Kompromisslos für eine Sache einzutreten erntet bisweilen Bewunderung, jedenfalls wenn es sich um eine gute Sache handelt. Gleichwohl dürfte die Bereitschaft zum Kompromiss nicht niedriger im Kurs der Alltagstugenden stehen als die Entschlossenheit, die sich nicht beirren lässt; eher vermutlich höher, zumindest in unseren demokratisch-liberalen Gesellschaften. Zeitgenossen, die umgänglich sind, mit sich reden lassen und bei Streitigkeiten Zugeständnisse machen, scheinen nachgerade die Idealbesetzung für die Rolle des Mitmenschen unter Bedingungen des politisch-weltanschaulichen Pluralismus und zunehmender kultureller Diversität zu sein. Doch reichen Dialogbereitschaft und guter Wille nicht immer aus, um Dissense aus der Welt zu schaffen. Und selbst wenn neben gutem Willen auch hinreichend Verstand bei allen Konfliktparteien zu finden ist und zudem kein Zeitdruck herrscht, der Selbstbehauptungsreflexe verstärkt, kann es sein, dass der Austausch von Argumenten einen Zwist nicht beizulegen vermag.

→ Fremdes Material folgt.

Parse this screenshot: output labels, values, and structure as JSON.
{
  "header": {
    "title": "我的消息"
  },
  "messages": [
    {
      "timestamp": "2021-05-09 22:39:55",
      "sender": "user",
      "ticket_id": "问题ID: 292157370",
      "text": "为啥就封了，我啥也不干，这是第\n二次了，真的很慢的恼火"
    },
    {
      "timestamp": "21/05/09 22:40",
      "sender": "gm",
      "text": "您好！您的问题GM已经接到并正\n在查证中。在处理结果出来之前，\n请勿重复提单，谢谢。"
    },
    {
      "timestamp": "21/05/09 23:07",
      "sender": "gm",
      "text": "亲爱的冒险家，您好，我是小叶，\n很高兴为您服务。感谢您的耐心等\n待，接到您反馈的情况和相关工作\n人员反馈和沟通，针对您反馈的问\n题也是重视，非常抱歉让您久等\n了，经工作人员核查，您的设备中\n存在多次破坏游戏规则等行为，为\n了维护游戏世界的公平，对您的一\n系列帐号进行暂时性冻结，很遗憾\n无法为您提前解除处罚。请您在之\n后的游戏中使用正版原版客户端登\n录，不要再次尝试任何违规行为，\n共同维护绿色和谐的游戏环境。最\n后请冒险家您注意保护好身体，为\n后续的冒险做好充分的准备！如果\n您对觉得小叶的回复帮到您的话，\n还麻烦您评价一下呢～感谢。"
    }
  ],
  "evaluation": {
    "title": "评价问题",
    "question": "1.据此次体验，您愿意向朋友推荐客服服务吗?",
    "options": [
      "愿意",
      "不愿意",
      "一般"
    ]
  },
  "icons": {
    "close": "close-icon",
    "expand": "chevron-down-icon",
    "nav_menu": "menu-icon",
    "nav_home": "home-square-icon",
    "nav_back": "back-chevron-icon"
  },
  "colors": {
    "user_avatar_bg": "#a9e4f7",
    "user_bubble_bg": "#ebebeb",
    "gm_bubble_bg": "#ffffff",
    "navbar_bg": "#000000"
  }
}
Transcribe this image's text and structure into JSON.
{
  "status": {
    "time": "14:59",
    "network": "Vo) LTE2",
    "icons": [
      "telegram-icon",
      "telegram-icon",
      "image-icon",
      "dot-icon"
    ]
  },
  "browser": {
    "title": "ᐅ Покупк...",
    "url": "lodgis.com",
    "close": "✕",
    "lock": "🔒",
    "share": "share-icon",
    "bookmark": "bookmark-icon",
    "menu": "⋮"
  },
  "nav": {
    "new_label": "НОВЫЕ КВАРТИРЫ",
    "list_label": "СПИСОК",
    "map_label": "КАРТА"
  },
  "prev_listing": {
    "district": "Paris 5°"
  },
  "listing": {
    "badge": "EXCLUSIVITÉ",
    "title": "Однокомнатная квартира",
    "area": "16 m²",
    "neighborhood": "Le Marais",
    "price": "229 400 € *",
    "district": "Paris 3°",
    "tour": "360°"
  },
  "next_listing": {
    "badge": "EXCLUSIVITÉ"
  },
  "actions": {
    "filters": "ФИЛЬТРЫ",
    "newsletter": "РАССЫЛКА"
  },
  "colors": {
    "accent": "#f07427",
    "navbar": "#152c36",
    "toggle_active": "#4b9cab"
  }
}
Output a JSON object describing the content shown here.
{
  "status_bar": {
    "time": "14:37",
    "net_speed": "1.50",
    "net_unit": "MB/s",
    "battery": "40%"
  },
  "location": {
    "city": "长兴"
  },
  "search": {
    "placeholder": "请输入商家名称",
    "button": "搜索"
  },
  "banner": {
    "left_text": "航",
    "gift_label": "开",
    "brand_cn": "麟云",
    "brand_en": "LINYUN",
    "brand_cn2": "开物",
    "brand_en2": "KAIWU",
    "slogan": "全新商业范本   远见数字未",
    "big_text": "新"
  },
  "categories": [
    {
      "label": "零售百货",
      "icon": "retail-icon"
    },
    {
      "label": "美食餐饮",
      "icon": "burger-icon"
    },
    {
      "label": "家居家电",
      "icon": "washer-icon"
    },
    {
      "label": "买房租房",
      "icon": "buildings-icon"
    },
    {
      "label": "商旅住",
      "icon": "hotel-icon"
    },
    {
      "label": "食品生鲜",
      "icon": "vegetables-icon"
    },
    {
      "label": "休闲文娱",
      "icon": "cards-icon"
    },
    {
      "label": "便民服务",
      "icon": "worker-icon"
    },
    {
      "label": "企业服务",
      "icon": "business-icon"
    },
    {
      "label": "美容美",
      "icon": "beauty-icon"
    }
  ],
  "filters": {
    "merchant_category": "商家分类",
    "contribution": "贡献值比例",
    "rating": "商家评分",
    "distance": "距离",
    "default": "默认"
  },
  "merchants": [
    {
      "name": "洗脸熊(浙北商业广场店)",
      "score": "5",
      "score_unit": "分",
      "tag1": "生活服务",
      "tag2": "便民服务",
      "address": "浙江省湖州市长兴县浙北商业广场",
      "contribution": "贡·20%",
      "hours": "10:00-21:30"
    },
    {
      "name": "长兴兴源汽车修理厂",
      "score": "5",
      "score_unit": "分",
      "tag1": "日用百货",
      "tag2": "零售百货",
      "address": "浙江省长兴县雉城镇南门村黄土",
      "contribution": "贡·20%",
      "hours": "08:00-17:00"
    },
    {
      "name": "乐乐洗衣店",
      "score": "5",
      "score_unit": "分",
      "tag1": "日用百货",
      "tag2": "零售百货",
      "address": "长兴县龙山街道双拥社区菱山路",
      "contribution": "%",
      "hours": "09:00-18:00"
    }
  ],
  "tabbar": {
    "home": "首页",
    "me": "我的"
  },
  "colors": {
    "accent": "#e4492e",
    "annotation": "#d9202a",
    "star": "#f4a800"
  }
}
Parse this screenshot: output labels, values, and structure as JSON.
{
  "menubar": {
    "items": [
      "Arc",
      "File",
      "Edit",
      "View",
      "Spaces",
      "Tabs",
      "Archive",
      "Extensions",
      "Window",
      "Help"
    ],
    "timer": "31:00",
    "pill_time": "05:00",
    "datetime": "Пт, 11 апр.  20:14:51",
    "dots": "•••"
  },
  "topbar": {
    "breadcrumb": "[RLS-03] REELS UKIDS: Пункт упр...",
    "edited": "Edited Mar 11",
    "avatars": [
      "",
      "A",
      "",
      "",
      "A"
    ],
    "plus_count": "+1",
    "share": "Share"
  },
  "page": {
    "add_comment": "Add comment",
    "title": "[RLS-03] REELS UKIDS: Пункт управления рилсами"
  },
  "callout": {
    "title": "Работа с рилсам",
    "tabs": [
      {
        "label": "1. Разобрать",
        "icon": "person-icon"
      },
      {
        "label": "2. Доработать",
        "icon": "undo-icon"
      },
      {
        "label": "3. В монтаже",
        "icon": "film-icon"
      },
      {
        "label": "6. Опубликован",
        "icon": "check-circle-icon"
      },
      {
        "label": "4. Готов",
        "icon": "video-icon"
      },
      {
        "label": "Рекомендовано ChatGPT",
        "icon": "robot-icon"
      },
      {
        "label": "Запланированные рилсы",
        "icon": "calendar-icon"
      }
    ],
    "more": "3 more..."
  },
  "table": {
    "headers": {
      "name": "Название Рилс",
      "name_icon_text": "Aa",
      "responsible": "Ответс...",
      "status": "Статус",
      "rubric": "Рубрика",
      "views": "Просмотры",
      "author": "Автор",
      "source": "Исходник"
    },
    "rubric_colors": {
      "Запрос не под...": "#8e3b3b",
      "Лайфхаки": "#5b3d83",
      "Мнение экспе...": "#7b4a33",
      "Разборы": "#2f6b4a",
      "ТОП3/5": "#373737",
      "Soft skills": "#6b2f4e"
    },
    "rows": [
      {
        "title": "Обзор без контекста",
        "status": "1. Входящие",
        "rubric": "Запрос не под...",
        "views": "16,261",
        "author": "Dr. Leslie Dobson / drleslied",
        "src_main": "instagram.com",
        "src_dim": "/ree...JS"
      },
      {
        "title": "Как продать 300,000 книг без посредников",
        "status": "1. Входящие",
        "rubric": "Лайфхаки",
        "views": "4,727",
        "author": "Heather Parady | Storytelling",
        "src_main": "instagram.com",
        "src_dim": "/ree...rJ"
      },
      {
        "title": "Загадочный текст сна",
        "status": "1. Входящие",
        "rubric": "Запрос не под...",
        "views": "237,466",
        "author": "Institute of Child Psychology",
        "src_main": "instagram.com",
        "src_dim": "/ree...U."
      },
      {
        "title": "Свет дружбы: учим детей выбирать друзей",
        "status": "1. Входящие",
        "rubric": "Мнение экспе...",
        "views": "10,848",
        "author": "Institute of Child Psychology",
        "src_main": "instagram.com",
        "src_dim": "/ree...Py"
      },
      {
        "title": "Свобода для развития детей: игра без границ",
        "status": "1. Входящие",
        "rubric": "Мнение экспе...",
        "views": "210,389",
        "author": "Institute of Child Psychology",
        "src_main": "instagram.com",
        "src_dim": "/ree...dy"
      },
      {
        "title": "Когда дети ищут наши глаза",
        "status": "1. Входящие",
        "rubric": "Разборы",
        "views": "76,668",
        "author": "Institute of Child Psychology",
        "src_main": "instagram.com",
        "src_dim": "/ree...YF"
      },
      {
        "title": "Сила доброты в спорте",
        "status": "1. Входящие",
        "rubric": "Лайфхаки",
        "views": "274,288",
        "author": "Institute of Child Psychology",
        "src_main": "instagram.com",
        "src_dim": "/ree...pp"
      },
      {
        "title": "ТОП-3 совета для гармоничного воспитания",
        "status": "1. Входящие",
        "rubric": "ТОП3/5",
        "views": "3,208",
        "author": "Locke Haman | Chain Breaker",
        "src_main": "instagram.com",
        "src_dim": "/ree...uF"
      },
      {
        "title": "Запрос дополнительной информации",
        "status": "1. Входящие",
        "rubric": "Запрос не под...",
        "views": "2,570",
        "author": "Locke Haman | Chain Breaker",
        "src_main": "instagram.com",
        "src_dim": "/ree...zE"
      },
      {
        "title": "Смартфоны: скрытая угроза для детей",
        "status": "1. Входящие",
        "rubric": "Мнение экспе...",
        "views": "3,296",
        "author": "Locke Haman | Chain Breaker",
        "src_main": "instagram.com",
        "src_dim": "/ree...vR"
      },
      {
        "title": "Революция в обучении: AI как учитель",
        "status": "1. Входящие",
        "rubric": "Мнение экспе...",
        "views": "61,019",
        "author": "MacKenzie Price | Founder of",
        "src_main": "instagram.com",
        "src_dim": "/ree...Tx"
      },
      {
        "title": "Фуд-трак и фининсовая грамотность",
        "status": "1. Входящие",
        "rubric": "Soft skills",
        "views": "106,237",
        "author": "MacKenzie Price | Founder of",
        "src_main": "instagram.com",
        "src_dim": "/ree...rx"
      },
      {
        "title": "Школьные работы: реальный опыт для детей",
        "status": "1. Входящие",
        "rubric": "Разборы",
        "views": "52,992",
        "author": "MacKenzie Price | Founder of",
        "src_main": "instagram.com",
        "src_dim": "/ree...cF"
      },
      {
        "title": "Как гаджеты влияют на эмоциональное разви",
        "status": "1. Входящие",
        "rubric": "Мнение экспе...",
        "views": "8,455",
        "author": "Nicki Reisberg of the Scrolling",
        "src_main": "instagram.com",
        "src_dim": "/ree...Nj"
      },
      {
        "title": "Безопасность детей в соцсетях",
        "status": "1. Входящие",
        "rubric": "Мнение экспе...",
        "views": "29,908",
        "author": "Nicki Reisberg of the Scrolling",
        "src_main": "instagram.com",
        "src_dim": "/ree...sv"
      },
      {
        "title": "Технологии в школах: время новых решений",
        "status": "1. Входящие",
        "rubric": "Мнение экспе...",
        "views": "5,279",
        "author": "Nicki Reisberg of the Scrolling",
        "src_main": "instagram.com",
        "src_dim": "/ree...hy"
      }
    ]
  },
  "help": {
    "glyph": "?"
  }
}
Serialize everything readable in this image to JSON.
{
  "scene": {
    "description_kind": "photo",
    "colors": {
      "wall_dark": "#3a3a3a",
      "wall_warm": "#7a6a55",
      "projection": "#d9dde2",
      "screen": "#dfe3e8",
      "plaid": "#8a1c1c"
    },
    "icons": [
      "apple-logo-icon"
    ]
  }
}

Recht eigentlich sind es ebensolche Situationen unüberwindlicher Meinungsverschiedenheit und Interessendivergenz, in denen Kompromisse – allererst – gefragt sind; Situationen, in denen kein Konsens zu erzielen ist, es sei denn der Konsens darüber, dass ein Dissens bestehe. Dafür indes, dass dennoch ein Interessenausgleich ernstlich gesucht wird, müssten die in einen Streit Verwickelten bei aller sonstigen Uneinigkeit zudem darin einig sein, eine Eskalation vermeiden zu wollen. Desperados und Hasardeure kommen als Kandidaten für tätige Kompromissbereitschaft naturgemäß kaum in Betracht.

Man tut, was man nicht tun will

Von der „Möglichkeit einer letzten Zuflucht“ spricht Véronique Zanetti in ihrem Buch „Spielarten des Kompromisses“, das eines der nicht eben zahlreichen ist, die sich aus philosophischem Blickwinkel des Themas annehmen. Der Titel deutet es an: Das Augenmerk der Autorin, die an der Universität Bielefeld als Professorin für Politische Philosophie arbeitet, gilt der erstaunlichen Vielgestaltigkeit des Phänomens namens „Kompromiss“, das auch beträchtliche Grauzonen der Vieldeutigkeit kennt. Ebenso sehr ist sie jedoch an dem interessiert, was man dessen Sortenreinheit nennen könnte, an der Kombination von Merkmalen, die es von verwandten Phänomenen auf dem weiten Feld der Konfliktbearbeitung unterscheidet. So hebt sie etwa eine Kompromisssituation von einem moralischen Dilemma ab, in dem jede der verbliebenen Entscheidungsmöglichkeiten in einem moralischen Sinne falsch ist; und sie vergleicht die Kompromissbereitschaft mit der Tugend der Toleranz, die bei anderen großmütig duldet, was ihr gegen den Strich geht.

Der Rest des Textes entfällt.